Le programme de Jean Chrétien, au moment de son élection, a déclenché d’innombrables critiques : « c’est impossible à réaliser », « l’austérité va tuer la croissance », « le pays ne peut pas subir ça », « les libéraux n’arriveront pas à la fin de leur mandat ». Pourtant, cette thérapie de choc a porté ses fruits. Dès 1996, le déficit n’était plus que de -2,6% (respectant ainsi les objectifs de 1993), et il fut converti en excédent de +0,2% en 1997. La même année, la croissance atteignait les 4%, un taux jamais vu depuis des années qui fut maintenu en 1998. La dette reflua à 82% en l’an 2000, contre 102% en 1996 !

Et contrairement aux prévisions des pourfendeurs de la prétendue « casse sociale » que devait susciter cette politique de rigueur, le chômage fondit comme neige au Soleil : après avoir atteint comme vu les 11,4% de la population active en 1993, il finit par s’établir à 9,1% en 1997, puis à un minimum record de 6,8% quatre ans plus tard. Et pas des emplois à un euro de l’heure où à 100h par semaine, comme d’aucuns pourraient le prétendre pour défendre avec mauvaise foi le choix français du chômage de masse subventionné par l’argent public.

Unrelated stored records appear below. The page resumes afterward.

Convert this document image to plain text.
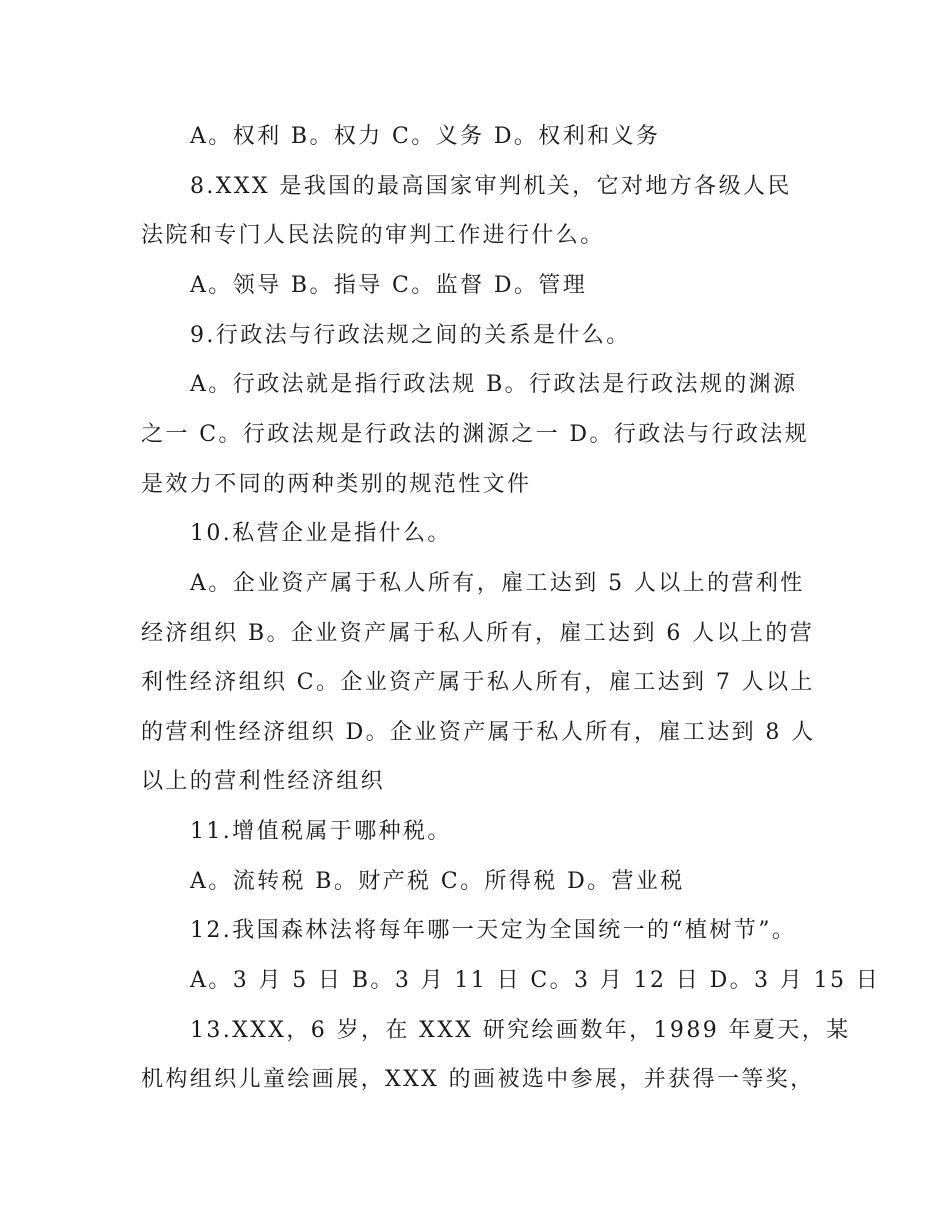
A。权利 B。权力 C。义务 D。权利和义务
8.XXX 是我国的最高国家审判机关，它对地方各级人民
法院和专门人民法院的审判工作进行什么。
A。领导 B。指导 C。监督 D。管理
9.行政法与行政法规之间的关系是什么。
A。行政法就是指行政法规 B。行政法是行政法规的渊源
之一 C。行政法规是行政法的渊源之一 D。行政法与行政法规
是效力不同的两种类别的规范性文件
10.私营企业是指什么。
A。企业资产属于私人所有，雇工达到 5 人以上的营利性
经济组织 B。企业资产属于私人所有，雇工达到 6 人以上的营
利性经济组织 C。企业资产属于私人所有，雇工达到 7 人以上
的营利性经济组织 D。企业资产属于私人所有，雇工达到 8 人
以上的营利性经济组织
11.增值税属于哪种税。
A。流转税 B。财产税 C。所得税 D。营业税
12.我国森林法将每年哪一天定为全国统一的“植树节”。
A。3 月 5 日 B。3 月 11 日 C。3 月 12 日 D。3 月 15 日
13.XXX，6 岁，在 XXX 研究绘画数年，1989 年夏天，某
机构组织儿童绘画展，XXX 的画被选中参展，并获得一等奖，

Sans avoir eu besoin d’augmenter les impôts des ménages, le gouvernement de Jean Chrétien sera parvenu à dégager un excédent budgétaire pendant cinq années consécutives, alors que le pays était au bord de la faillite quelques années auparavant. Les charges des entreprises et les impôts des particuliers finiront par baisser de plus de 100 milliards de dollars (canadiens) de l’époque.

Avec la réduction du nombre d’agents publics, la part des charges salariales (en pourcentage du PIB) était passée de 15,5 en 1993 à 12,25 en 1997. Le montant des allocations sociales, mieux ciblées et moins nécessaires du fait du redémarrage de l’économie, passa de 13,29 à 11,38% du PIB sur la même période, et les transferts du gouvernement central vers les gouvernements provinciaux diminuèrent de 8,9 à 6,3% du PIB. Enfin, les nombreuses subventions que versait l’État fédéral diminuèrent de 1,76 à 1,06% du PIB, toujours entre 1993 et 1997.

En se réformant radicalement, le Canada a donc changé de paradigme : l’État n’est plus un pompier qui subventionne ou renfloue à tour de bras, car les entreprises ont davantage de marges pour progresser et les secteurs obsolètes ne sont plus maintenus sous respiration artificielle ; davantage de décisions sont prises au niveau local.

Aujourd’hui très populaire parmi les Canadiens qui voient en lui un Premier ministre courageux qui a peut-être évité la faillite et a contribué à refaire du « grand Nord blanc » un pays dynamique et optimiste pour son avenir, Jean Chrétien aura suscité davantage d’adhésion à la fin de son mandat qu’au moment de son élection.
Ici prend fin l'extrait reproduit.